Large tech companies showed signs of large hiring sprees: Software publishers like Microsoft and Oracle have collectively added 16,100 jobs in the past year, signaling ongoing strength in areas linked to cloud computing and enterprise software.
But other marquee-name companies like computer-systems designers such as IBM and Booz Allen Hamilton have shed 28,800 roles, reflecting a tilt toward automation and project-specific staffing.
“Only three states, Maine, Delaware and Idaho, saw tech job postings increase in August. In each instance, the increase was less than 100 new postings,” the report found.
“The story was similar at the metro level, with just four markets recording growth. San Jose saw an increase of 127 job postings, from 5,808 in July to 5,935 in August. Little Rock had the biggest percentage increase (+ 10%) in job postings, from 987 in July to 1,090 in August.”
Nancy Tengler, CEO of Laffer Tengler Investments, attributes this trend to increased corporate investment in technology infrastructure and automation rather than direct employment.
“Companies are investing in technology instead of human capital,” she notes in the report.
While some segments remain resilient, the disparate nature of job growth is clear.
The CompTIA analysis underscores the broader narrative of an industry undergoing structural transformation, shifting gears from hiring sprees to strategic investments in technology.
As firms prioritize capital over traditional labor, questions about the future of tech employment and how the workforce can adapt to these changes remain central for policymakers and industry leaders alike. For more details, consult the full report at Morningstar here.
The divergence in employment trends within the tech sector highlights a fundamental shift in how companies are approaching growth.
The slower hiring rate and outright layoffs suggest that firms are reassessing their workforce strategies, likely driven by economic uncertainties, geopolitical tensions, and an intensifying focus on automation and AI.
This trend mirrors broader economic patterns, where companies seek to optimize efficiency and reduce reliance on human labor in areas where technology can provide cost-effective solutions.
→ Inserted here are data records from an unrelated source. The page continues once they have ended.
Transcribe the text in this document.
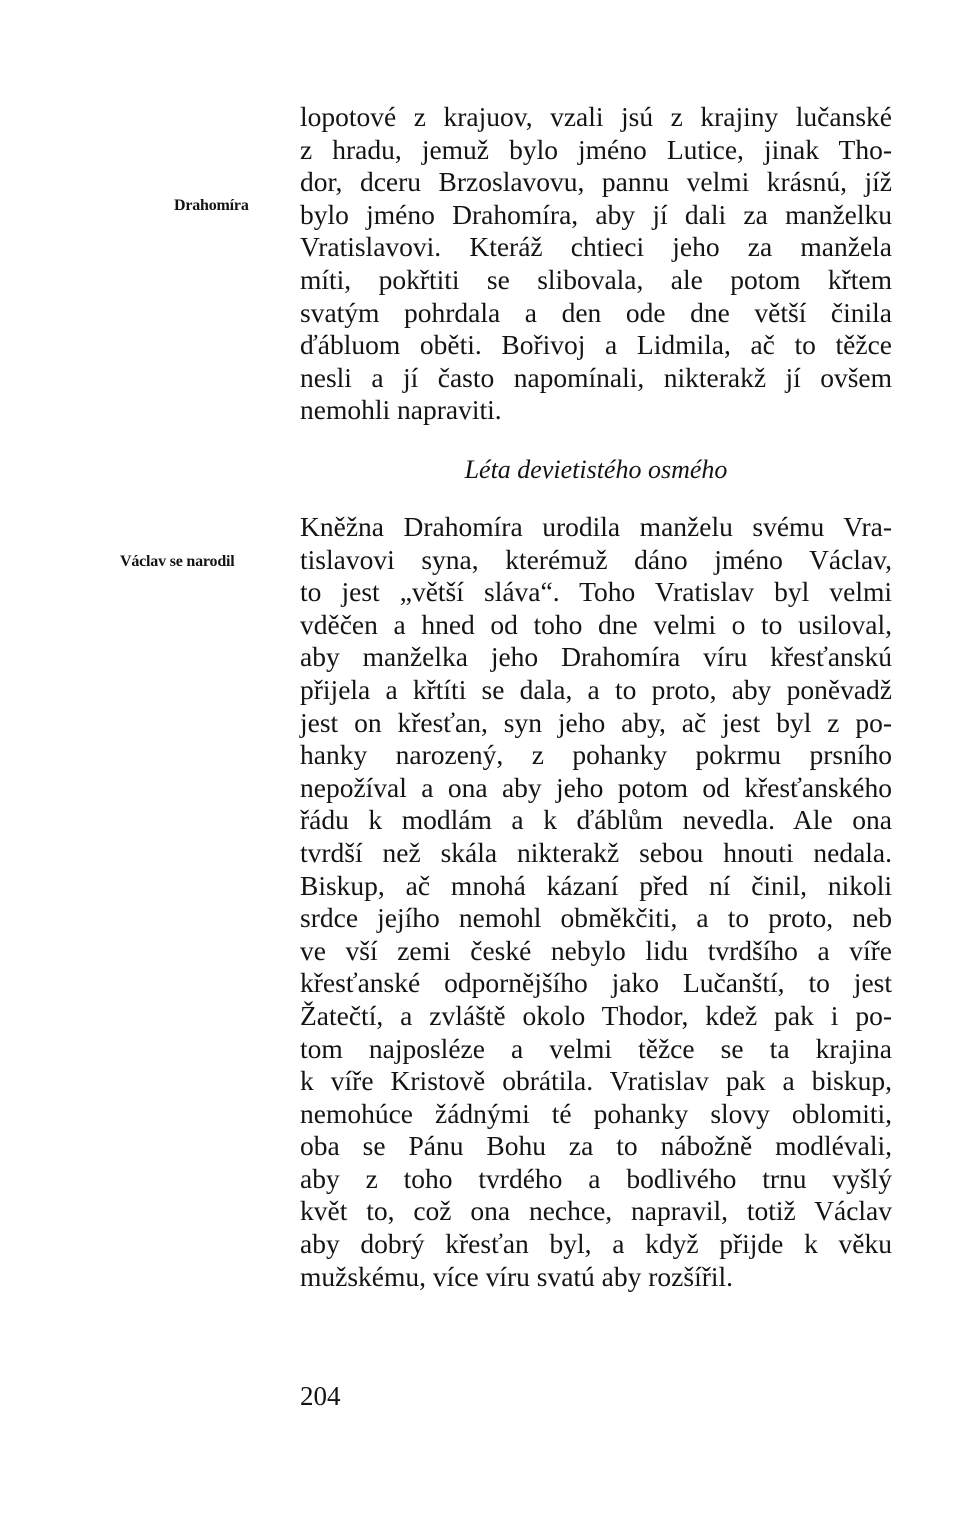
Drahomíra
lopotové z krajuov, vzali jsú z krajiny lučanské
z hradu, jemuž bylo jméno Lutice, jinak Tho-
dor, dceru Brzoslavovu, pannu velmi krásnú, jíž
bylo jméno Drahomíra, aby jí dali za manželku
Vratislavovi. Kteráž chtieci jeho za manžela
míti, pokřtiti se slibovala, ale potom křtem
svatým pohrdala a den ode dne větší činila
ďábluom oběti. Bořivoj a Lidmila, ač to těžce
nesli a jí často napomínali, nikterakž jí ovšem
nemohli napraviti.
Léta devietistého osmého
Václav se narodil
Kněžna Drahomíra urodila manželu svému Vra-
tislavovi syna, kterémuž dáno jméno Václav,
to jest „větší sláva“. Toho Vratislav byl velmi
vděčen a hned od toho dne velmi o to usiloval,
aby manželka jeho Drahomíra víru křesťanskú
přijela a křtíti se dala, a to proto, aby poněvadž
jest on křesťan, syn jeho aby, ač jest byl z po-
hanky narozený, z pohanky pokrmu prsního
nepožíval a ona aby jeho potom od křesťanského
řádu k modlám a k ďáblům nevedla. Ale ona
tvrdší než skála nikterakž sebou hnouti nedala.
Biskup, ač mnohá kázaní před ní činil, nikoli
srdce jejího nemohl obměkčiti, a to proto, neb
ve vší zemi české nebylo lidu tvrdšího a víře
křesťanské odpornějšího jako Lučanští, to jest
Žatečtí, a zvláště okolo Thodor, kdež pak i po-
tom najposléze a velmi těžce se ta krajina
k víře Kristově obrátila. Vratislav pak a biskup,
nemohúce žádnými té pohanky slovy oblomiti,
oba se Pánu Bohu za to nábožně modlévali,
aby z toho tvrdého a bodlivého trnu vyšlý
květ to, což ona nechce, napravil, totiž Václav
aby dobrý křesťan byl, a když přijde k věku
mužskému, více víru svatú aby rozšířil.
204
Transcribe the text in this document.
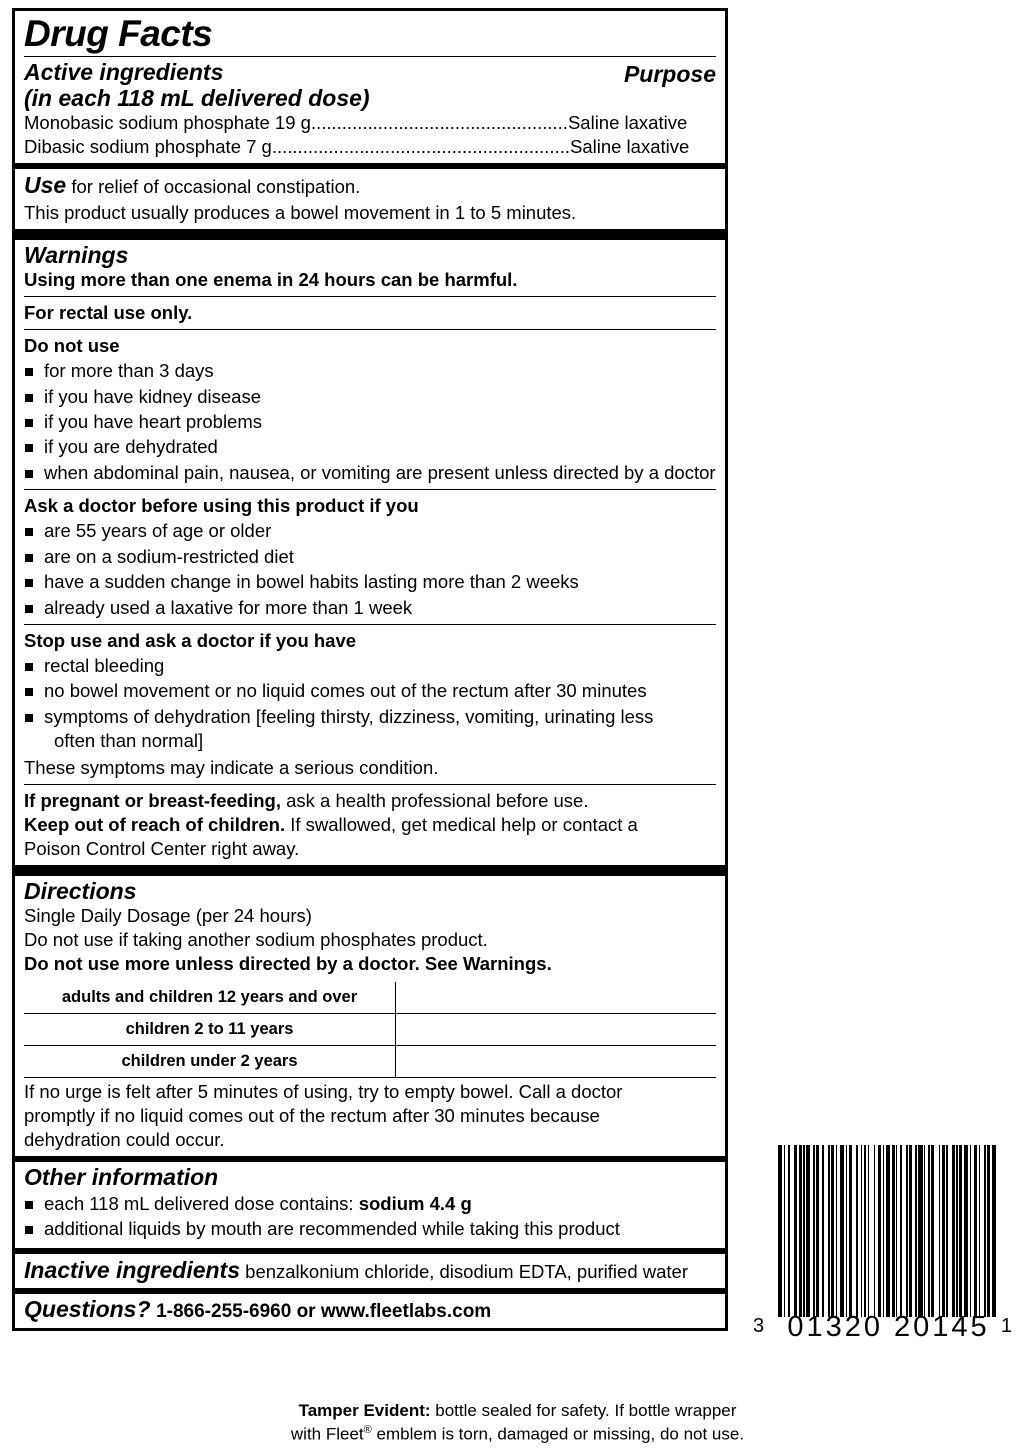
Drug Facts
Active ingredients
(in each 118 mL delivered dose)
Purpose
Monobasic sodium phosphate 19 g..................................................Saline laxative
Dibasic sodium phosphate 7 g..........................................................Saline laxative
Use for relief of occasional constipation.
This product usually produces a bowel movement in 1 to 5 minutes.
Warnings
Using more than one enema in 24 hours can be harmful.
For rectal use only.
Do not use
for more than 3 days
if you have kidney disease
if you have heart problems
if you are dehydrated
when abdominal pain, nausea, or vomiting are present unless directed by a doctor
Ask a doctor before using this product if you
are 55 years of age or older
are on a sodium-restricted diet
have a sudden change in bowel habits lasting more than 2 weeks
already used a laxative for more than 1 week
Stop use and ask a doctor if you have
rectal bleeding
no bowel movement or no liquid comes out of the rectum after 30 minutes
symptoms of dehydration [feeling thirsty, dizziness, vomiting, urinating less
often than normal]
These symptoms may indicate a serious condition.
If pregnant or breast-feeding, ask a health professional before use.
Keep out of reach of children. If swallowed, get medical help or contact a
Poison Control Center right away.
Directions
Single Daily Dosage (per 24 hours)
Do not use if taking another sodium phosphates product.
Do not use more unless directed by a doctor. See Warnings.
adults and children 12 years and over	
children 2 to 11 years	
children under 2 years	
If no urge is felt after 5 minutes of using, try to empty bowel. Call a doctor
promptly if no liquid comes out of the rectum after 30 minutes because
dehydration could occur.
Other information
each 118 mL delivered dose contains: sodium 4.4 g
additional liquids by mouth are recommended while taking this product
Inactive ingredients benzalkonium chloride, disodium EDTA, purified water
Questions? 1-866-255-6960 or www.fleetlabs.com
3 01320 20145 1
Tamper Evident: bottle sealed for safety. If bottle wrapper
with Fleet® emblem is torn, damaged or missing, do not use.
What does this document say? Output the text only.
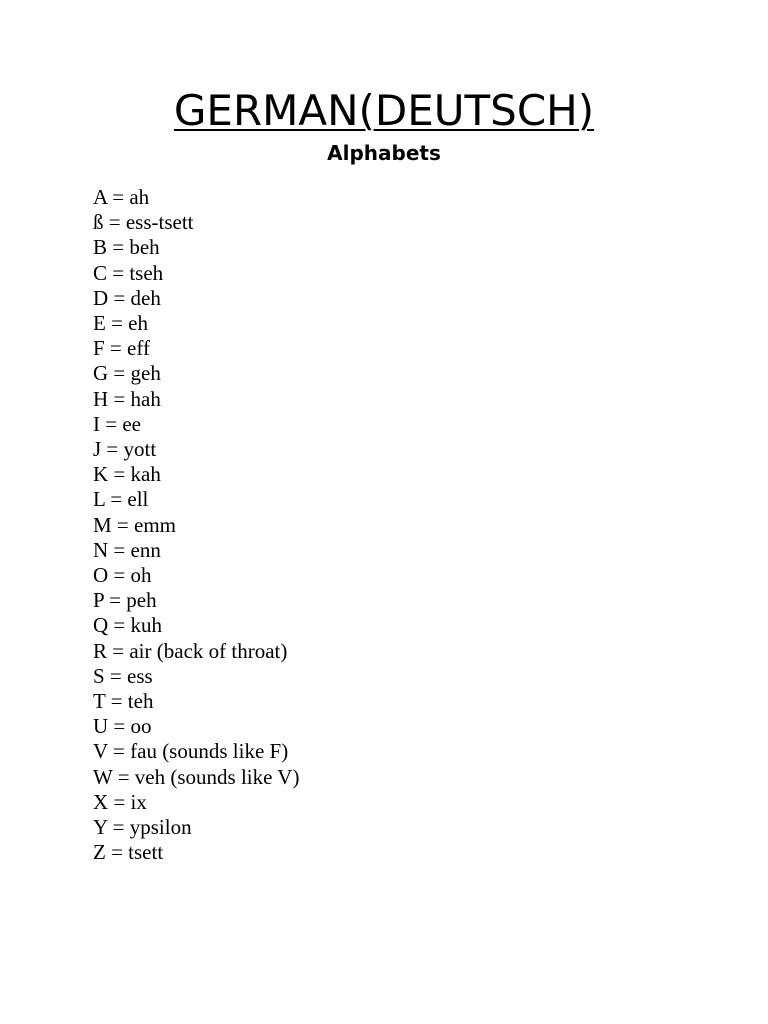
GERMAN(DEUTSCH)
Alphabets
A = ah
ß = ess-tsett
B = beh
C = tseh
D = deh
E = eh
F = eff
G = geh
H = hah
I = ee
J = yott
K = kah
L = ell
M = emm
N = enn
O = oh
P = peh
Q = kuh
R = air (back of throat)
S = ess
T = teh
U = oo
V = fau (sounds like F)
W = veh (sounds like V)
X = ix
Y = ypsilon
Z = tsett
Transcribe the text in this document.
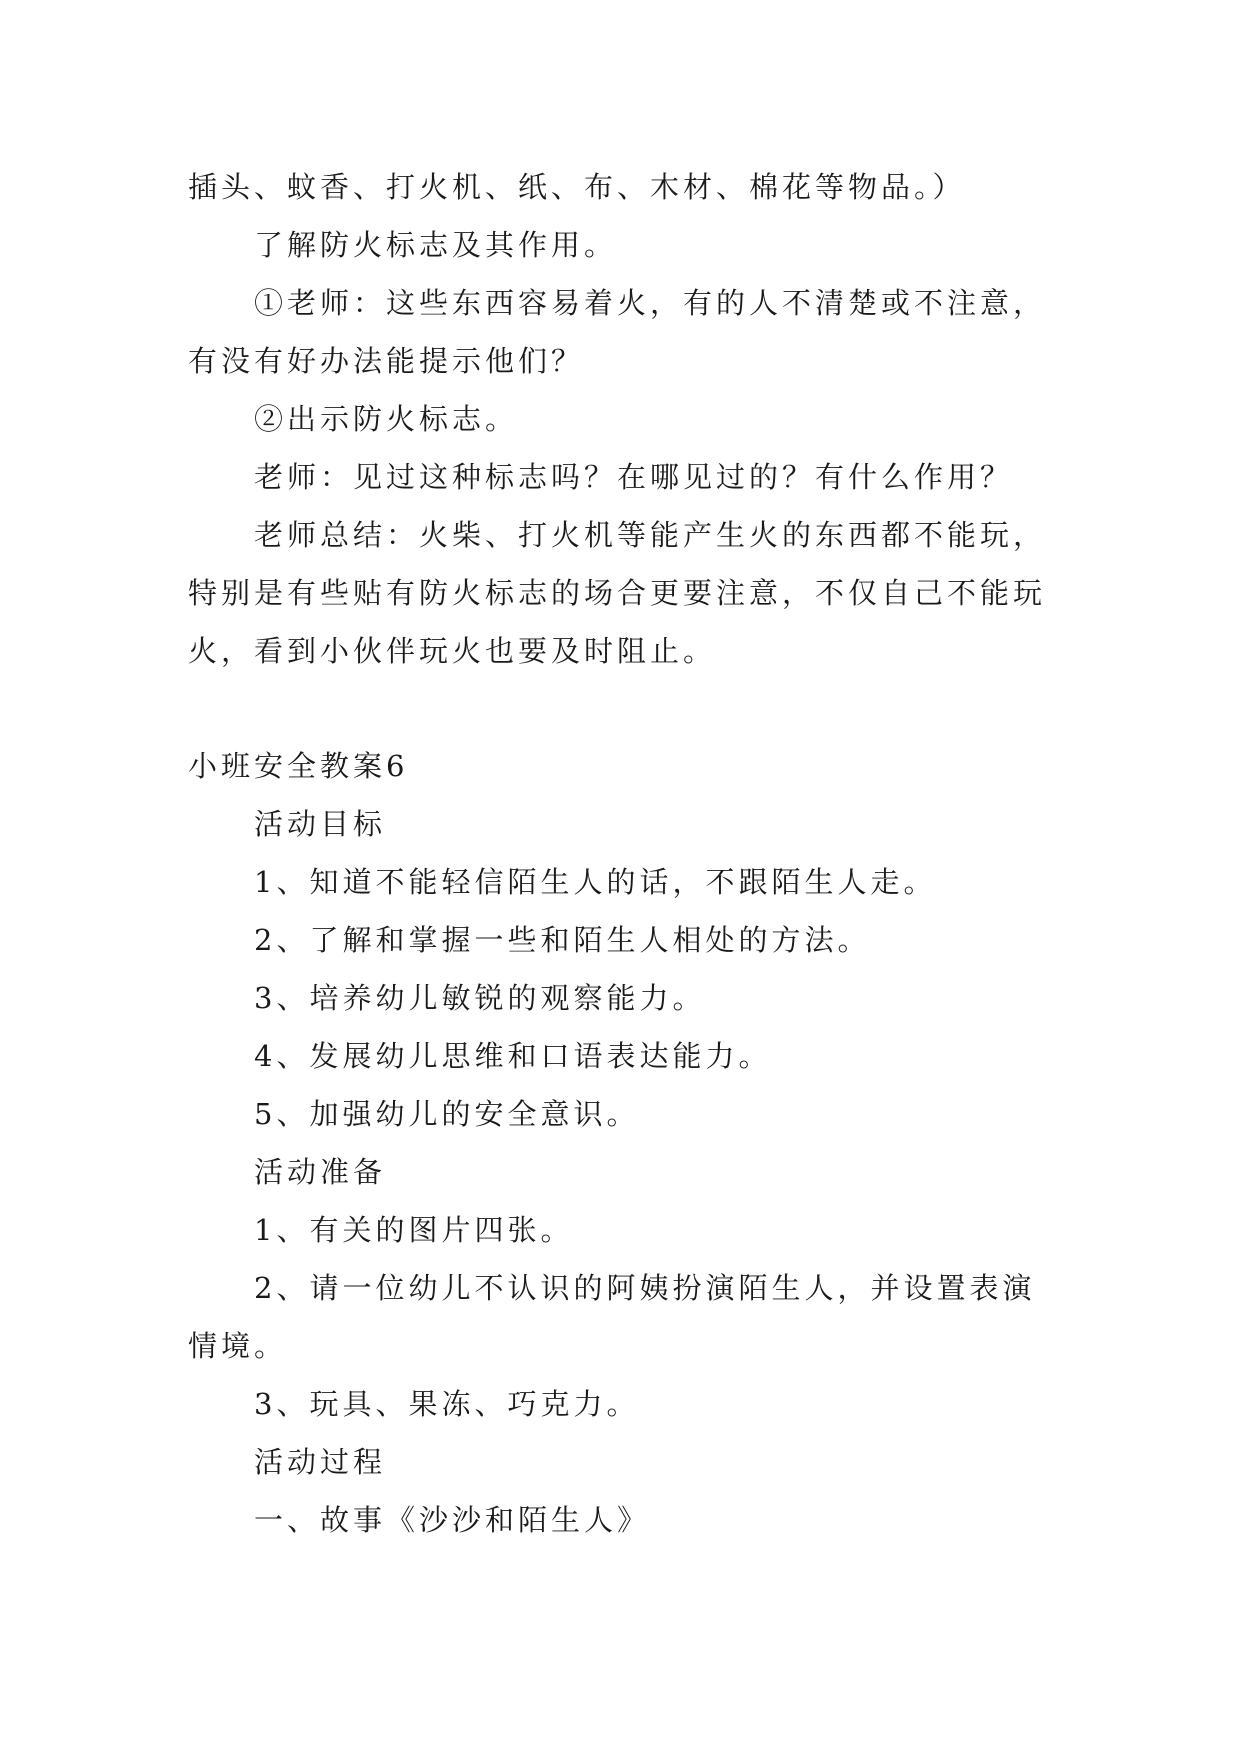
插头、蚊香、打火机、纸、布、木材、棉花等物品。）
了解防火标志及其作用。
①老师：这些东西容易着火，有的人不清楚或不注意，
有没有好办法能提示他们？
②出示防火标志。
老师：见过这种标志吗？在哪见过的？有什么作用？
老师总结：火柴、打火机等能产生火的东西都不能玩，
特别是有些贴有防火标志的场合更要注意，不仅自己不能玩
火，看到小伙伴玩火也要及时阻止。
小班安全教案6
活动目标
1、知道不能轻信陌生人的话，不跟陌生人走。
2、了解和掌握一些和陌生人相处的方法。
3、培养幼儿敏锐的观察能力。
4、发展幼儿思维和口语表达能力。
5、加强幼儿的安全意识。
活动准备
1、有关的图片四张。
2、请一位幼儿不认识的阿姨扮演陌生人，并设置表演
情境。
3、玩具、果冻、巧克力。
活动过程
一、故事《沙沙和陌生人》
Moreover, the sector’s uneven employment landscape indicates that not all technology subsectors are impacted equally. Software publishing and cloud-based services, exemplified by Microsoft and Oracle, continue to grow, driven by demand for digital transformation and remote work solutions.
These companies are capitalizing on the necessity for scalable, cloud-based infrastructures, which require ongoing talent acquisition. Meanwhile, hardware-centric or systems integration firms are trimming headcount, perhaps due to supply chain disruptions, or as they shift toward more automated, project-based work models.